One of the things I love about being a ringer is the range of utterly wonderful ancient buildings we get to spend time in. With a small amount of careful sleuthing you can discover the marks of the history of these places, some of which may be highly personal although others can reflect the local impact of national events.
A particular gem is the church at Holwell in the Blackmore Vale where the West Dorset branch had its most recent branch practice. Unusually for a branch practice, Holwell is a five, which, as I was not required for every ring, gave plenty of time to mooch around.
The church itself sits in the most picturesque setting, outside the main part of the village, at the end of a narrow road which goes only to the small settlement of a few farms and cottages facing the church. It is a very ancient place as there is a Holy Well (hence the name – Holwell) adjacent to the churchyard whose sacred qualities are likely to have been revered long before the advent of Christianity and whose cleansing properties would have been adopted by the very earliest Christians on the site for their rite of baptism. The settlement around the church is called The Borough, a name often associated with royal holdings of the anglo-saxon period. These holdings were, in turn, often given to the early saints as monastic settlements and it may be that this is the origin of the church on this site.
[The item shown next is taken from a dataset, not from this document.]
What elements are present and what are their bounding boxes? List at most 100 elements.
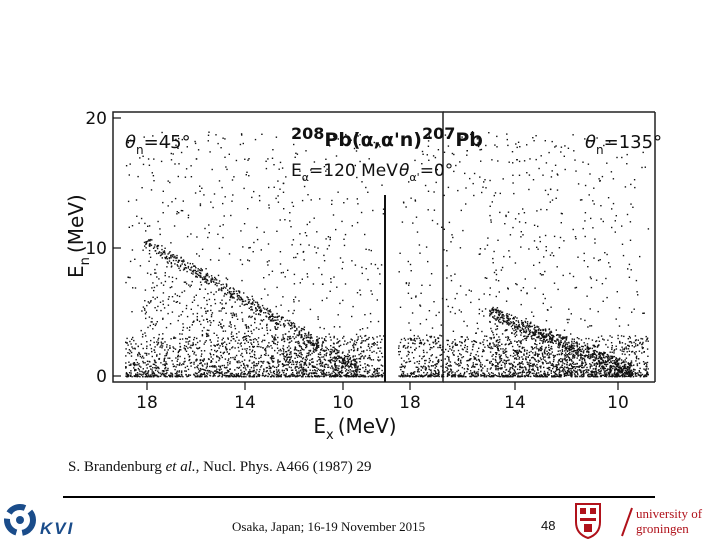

The fabric of the building dates from the 14th and 15th centuries and still has its original carved timber roof above the nave and north aisle. It has two chantries which have since been converted to the north and south isles but evidence of their existence remains in the form of two hagioscopes or squints. These small windows which look into the chancel are not, as is sometimes asserted for the poor or leprous to observe the priestly goings-on at the altar, but were made to allow the chantry priests, who were performing their Office for the benefit of the soul of a particular departed individual, to invoke the transubstantiation of the bread and wine at exactly the same time as the priest in the chancel.
Dating from the same period, on a buttress by the south porch are inscribed two mass dials, one above the other. Throughout the Middle Ages the church emphasised the reciting of prayers at fixed times during the day, known as the Divine Offices and these small sundials ensured a village priest was able to perform the Office at the required time. Why two, though? I suspect that they are related to the chantries – the lower one relates to the first chantry but when the second was built I would guess that the new priest felt he needed a better one, or perhaps it was a condition of his contract that he commissioned one.
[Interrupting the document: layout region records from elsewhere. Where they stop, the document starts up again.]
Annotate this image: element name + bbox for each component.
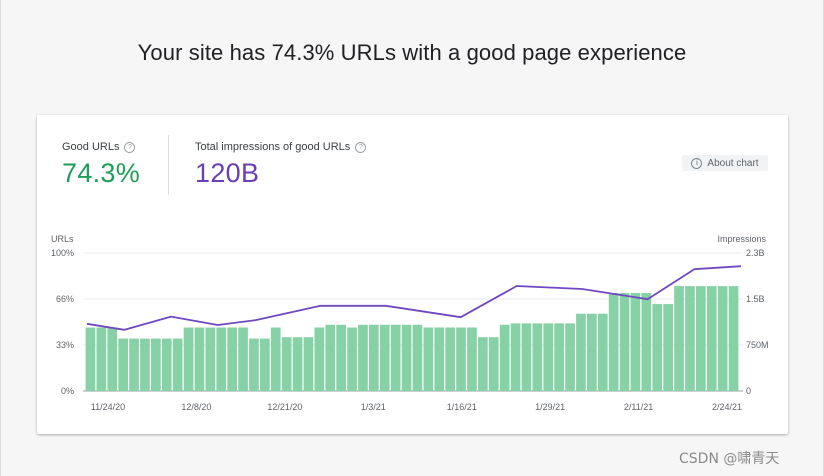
bar (696, 286, 706, 391)
bar (532, 323, 543, 391)
good-urls-label: Good URLs (62, 141, 120, 153)
bar (216, 327, 227, 391)
bar (172, 338, 183, 391)
x-tick-label: 1/16/21 (447, 402, 477, 412)
bar (183, 327, 194, 391)
bar (140, 338, 150, 391)
bar (151, 338, 161, 391)
bar (129, 338, 139, 391)
bar (107, 327, 118, 391)
bar (685, 286, 695, 391)
bar (499, 324, 510, 391)
bar (543, 323, 554, 391)
bar (390, 324, 401, 391)
combo-chart: 0% 0 33% 750M 66% 1.5B 100% 2.3B URLs Impressions… (51, 234, 769, 412)
bar (663, 304, 673, 391)
x-tick-label: 12/21/20 (267, 402, 302, 412)
bar (369, 324, 379, 391)
y-right-tick-label: 750M (746, 340, 769, 350)
help-icon[interactable]: ? (355, 141, 367, 153)
bar (85, 327, 96, 391)
impressions-label-row: Total impressions of good URLs ? (195, 141, 367, 153)
metric-divider (168, 135, 169, 195)
bar (325, 324, 336, 391)
bar (674, 286, 684, 391)
bar (358, 324, 368, 391)
impressions-metric: Total impressions of good URLs ? 120B (195, 141, 367, 189)
bar (292, 337, 303, 391)
bar (347, 327, 357, 391)
bar (456, 327, 466, 391)
bar (303, 337, 314, 391)
bar (706, 286, 717, 391)
impressions-line (86, 265, 742, 331)
bar (270, 327, 281, 391)
y-right-tick-label: 1.5B (746, 294, 765, 304)
impressions-value: 120B (195, 158, 260, 188)
bar (608, 293, 619, 391)
bar (194, 327, 205, 391)
x-tick-label: 11/24/20 (91, 402, 125, 412)
about-chart-label: About chart (707, 157, 759, 169)
bar (565, 323, 575, 391)
y-right-tick-label: 0 (746, 386, 751, 396)
bar (445, 327, 455, 391)
bar (630, 293, 641, 391)
bar (249, 338, 259, 391)
bar (728, 286, 739, 391)
good-urls-metric: Good URLs ? 74.3% (62, 141, 140, 189)
bar (336, 324, 346, 391)
good-urls-value: 74.3% (62, 158, 141, 188)
x-tick-label: 12/8/20 (181, 402, 211, 412)
x-tick-label: 1/29/21 (535, 402, 565, 412)
about-chart-button[interactable]: i About chart (682, 155, 768, 171)
y-left-tick-label: 33% (56, 340, 74, 350)
bar (554, 323, 564, 391)
x-tick-label: 2/11/21 (624, 402, 653, 412)
y-right-axis-title: Impressions (717, 234, 766, 244)
bar (161, 338, 172, 391)
y-left-tick-label: 100% (51, 248, 74, 258)
bar (314, 327, 325, 391)
bar (227, 327, 237, 391)
bar (118, 338, 128, 391)
bar (260, 338, 270, 391)
bar (641, 293, 652, 391)
bar (576, 313, 586, 391)
bar (423, 327, 434, 391)
bar (96, 327, 107, 391)
bar (478, 337, 488, 391)
x-tick-label: 1/3/21 (361, 402, 386, 412)
x-tick-label: 2/24/21 (712, 402, 742, 412)
bar (401, 324, 412, 391)
bar (510, 323, 521, 391)
bar (597, 313, 608, 391)
y-left-tick-label: 66% (56, 294, 74, 304)
bar (587, 313, 597, 391)
bar (619, 293, 630, 391)
left-edge (0, 0, 1, 476)
watermark: CSDN @啸青天 (679, 451, 780, 467)
bar (521, 323, 532, 391)
bar (238, 327, 248, 391)
bar (488, 337, 499, 391)
bar (467, 327, 477, 391)
bar (412, 324, 423, 391)
y-right-tick-label: 2.3B (746, 248, 765, 258)
page-title: Your site has 74.3% URLs with a good pag… (137, 40, 687, 65)
bar (434, 327, 445, 391)
chart-card: Good URLs ? 74.3% Total impressions of g… (37, 115, 788, 434)
bar (281, 337, 292, 391)
bar (652, 304, 663, 391)
help-icon[interactable]: ? (124, 141, 136, 153)
good-urls-label-row: Good URLs ? (62, 141, 140, 153)
info-icon: i (691, 157, 703, 169)
bar (717, 286, 728, 391)
impressions-label: Total impressions of good URLs (195, 141, 351, 153)
bar (205, 327, 216, 391)
bar (379, 324, 390, 391)
y-left-axis-title: URLs (51, 234, 74, 244)
y-left-tick-label: 0% (61, 386, 74, 396)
The reformation of Henry VIII and its consolidation by his son, Edward VI, swept away these chantries and the rituals which accompanied them and church services changed to more of a focus on scripture and its interpretation by preachers. It is from this protestant period that the fabulous carved pulpit, possibly Elizabethan, and the slightly later communion rail with its incorporated lecterns belong. They are relics of a major change in the way the church interacted with congregations and there were huge social tensions created by the forces for and against these changes. This is the age of people being hanged or burnt at the stake for their religious convictions as the upper hand passed from one group to the other and then back again. I often reflect that this turbulent period must have felt to ordinary people like living under our own version of the Taliban or isis; it would have been very difficult to know who to trust and many a petty dispute must have been resolved by ‘shopping’ your neighbour to the zealots.
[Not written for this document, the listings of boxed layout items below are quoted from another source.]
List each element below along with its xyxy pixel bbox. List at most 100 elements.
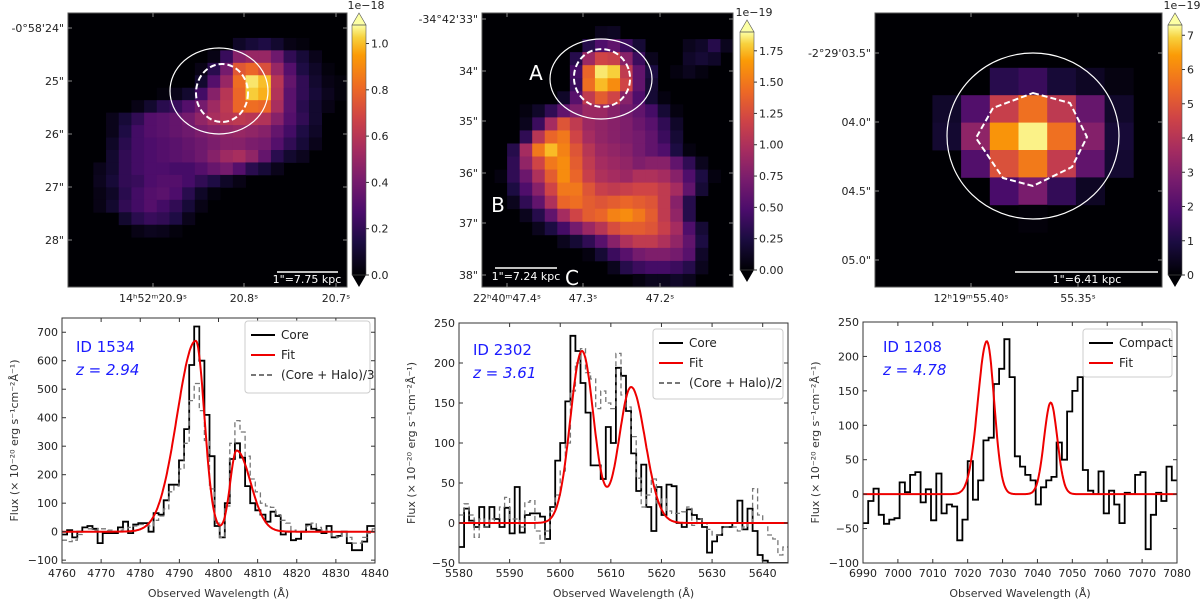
legend-entry: (Core + Halo)/3 — [281, 368, 375, 382]
colorbar-tick-label: 3 — [1187, 166, 1194, 179]
map-pixel — [657, 104, 671, 118]
map-pixel — [620, 130, 633, 144]
y-tick-label: -34°42'33" — [418, 13, 478, 26]
map-pixel — [569, 78, 583, 92]
map-pixel — [670, 156, 684, 170]
map-pixel — [695, 247, 709, 262]
x-tick-label: 4800 — [205, 567, 233, 580]
map-pixel — [695, 260, 709, 275]
x-tick-label: 55.35ˢ — [1060, 292, 1096, 305]
map-pixel — [682, 208, 696, 223]
map-pixel — [106, 125, 120, 138]
map-pixel — [270, 87, 284, 101]
map-pixel — [657, 91, 671, 105]
map-pixel — [144, 224, 158, 238]
map-pixel — [544, 182, 558, 197]
map-pixel — [182, 212, 196, 226]
map-pixel — [645, 247, 659, 262]
map-pixel — [632, 273, 646, 288]
map-pixel — [220, 112, 234, 126]
map-pixel — [283, 100, 297, 114]
map-pixel — [258, 37, 272, 51]
map-pixel — [296, 100, 310, 114]
map-pixel — [532, 182, 546, 197]
map-pixel — [682, 39, 696, 53]
map-pixel — [283, 137, 297, 151]
map-pixel — [131, 125, 145, 138]
map-pixel — [270, 137, 284, 151]
map-pixel — [258, 75, 272, 89]
map-pixel — [670, 130, 684, 144]
map-pixel — [632, 195, 646, 210]
map-pixel — [1075, 122, 1105, 151]
map-pixel — [594, 117, 608, 131]
map-pixel — [620, 104, 633, 118]
map-pixel — [182, 100, 196, 114]
redshift-label: z = 4.78 — [882, 361, 946, 379]
map-pixel — [169, 174, 183, 188]
map-pixel — [607, 208, 621, 223]
map-pixel — [594, 52, 608, 66]
map-pixel — [544, 156, 558, 170]
map-pixel — [169, 150, 183, 163]
map-pixel — [308, 112, 323, 126]
x-tick-label: 4780 — [126, 567, 154, 580]
map-pixel — [232, 150, 246, 163]
map-pixel — [695, 156, 709, 170]
colorbar-extend-max — [351, 12, 367, 26]
x-axis-label: Observed Wavelength (Å) — [553, 587, 694, 600]
x-tick-label: 7060 — [1093, 567, 1121, 580]
map-pixel — [657, 182, 671, 197]
x-tick-label: 7050 — [1058, 567, 1086, 580]
map-pixel — [682, 156, 696, 170]
map-pixel — [670, 234, 684, 249]
map-pixel — [682, 52, 696, 66]
map-pixel — [682, 195, 696, 210]
map-pixel — [632, 156, 646, 170]
map-pixel — [321, 62, 335, 76]
map-pixel — [961, 150, 991, 178]
map-pixel — [169, 137, 183, 151]
map-pixel — [961, 95, 991, 123]
map-pixel — [632, 39, 646, 53]
map-pixel — [670, 117, 684, 131]
map-pixel — [632, 169, 646, 184]
y-tick-label: -0°58'24" — [11, 22, 64, 35]
map-pixel — [657, 247, 671, 262]
map-pixel — [645, 91, 659, 105]
map-pixel — [682, 273, 696, 288]
map-pixel — [169, 100, 183, 114]
region-label: C — [565, 266, 579, 290]
colorbar-tick-label: 6 — [1187, 64, 1194, 77]
map-pixel — [519, 169, 533, 184]
map-pixel — [321, 87, 335, 101]
map-pixel — [144, 199, 158, 213]
map-pixel — [118, 112, 132, 126]
map-pixel — [582, 208, 596, 223]
map-pixel — [670, 143, 684, 157]
map-pixel — [308, 87, 323, 101]
map-pixel — [607, 91, 621, 105]
y-tick-label: 36" — [459, 167, 478, 180]
map-pixel — [131, 224, 145, 238]
map-pixel — [632, 91, 646, 105]
map-pixel — [544, 208, 558, 223]
map-pixel — [682, 182, 696, 197]
map-pixel — [245, 162, 259, 176]
map-pixel — [220, 150, 234, 163]
map-pixel — [670, 260, 684, 275]
legend-entry: Fit — [281, 348, 295, 362]
map-pixel — [645, 195, 659, 210]
map-pixel — [182, 150, 196, 163]
map-pixel — [270, 150, 284, 163]
y-tick-label: 0 — [852, 488, 859, 501]
colorbar — [1168, 25, 1182, 275]
map-pixel — [334, 87, 348, 101]
map-pixel — [695, 65, 709, 79]
map-pixel — [93, 199, 107, 213]
colorbar-tick-label: 1.00 — [759, 139, 784, 152]
map-pixel — [507, 143, 521, 157]
map-pixel — [532, 169, 546, 184]
map-pixel — [607, 104, 621, 118]
colorbar-tick-label: 0.25 — [759, 233, 784, 246]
The reformation and its turbulent aftermath created an age of uncertainty where all the old ideas were swept away so it is hardly surprising that this is also the age of witches and witchcraft and this has also left its mark on the church.

To protect buildings and their inhabitants from evil spirits and demons conjured up by witches, certain marks were often carved into the stonework close to entrances. These are often overlooked but Holwell church has two very fine examples. On the eastern stonework of the porch is a mark inscribed with a pair of roughly made compasses which is often referred to as a ‘daisy wheel’ mark where what look like petals are created by drawing half circles of t
he same circumference as the outer circle but with their central point being on the circumference itself. This is a design of witches mark which can be found in churches, barns and domestic buildings. Also known as apotropaic marks, meaning ‘to turn away evil’, they can date from the 16th century to the 19th but I suspect this is earlier in the range because it has been cut through when gate hinges were added to the porch, presumably in Victorian times, so obviously older than that.

On the other side is a Marian mark, an apotropaic carving which is made from two interlocking letter Vs which invokes the power of the Virgin Mary (Virgin of Virgins) to turn away evil. Sometimes this motif is inverted, as in this case, where it also represents the letter ‘M’. It’s thought that this duplication of meaning no matter which way up somehow gave it its magical potency.
Just outside the churchyard gate are a set of stocks. This mediaeval form of punishment was generally used for fairly minor crimes (which included asking for higher wages!) and was designed to be uncomfortable and humiliating. A Statute of 1405 required “every town and village to maintain a set of stocks in which to punish vagabonds, layabouts and drunkards.” This statute updated an earlier one from 1351 which institutes this punishment for agricultural labourers who were demanding higher wages.
The use of stocks died away in the 19th century and the timbers must have been replaced in the intervening years but the iron fittings have all the hallmarks of dating to the 17th century.
If I’ve tempted you to pay this lovely and interesting church a visit I’d encourage you to go in early spring when the churchyard is filled with increasingly rare wild daffodils.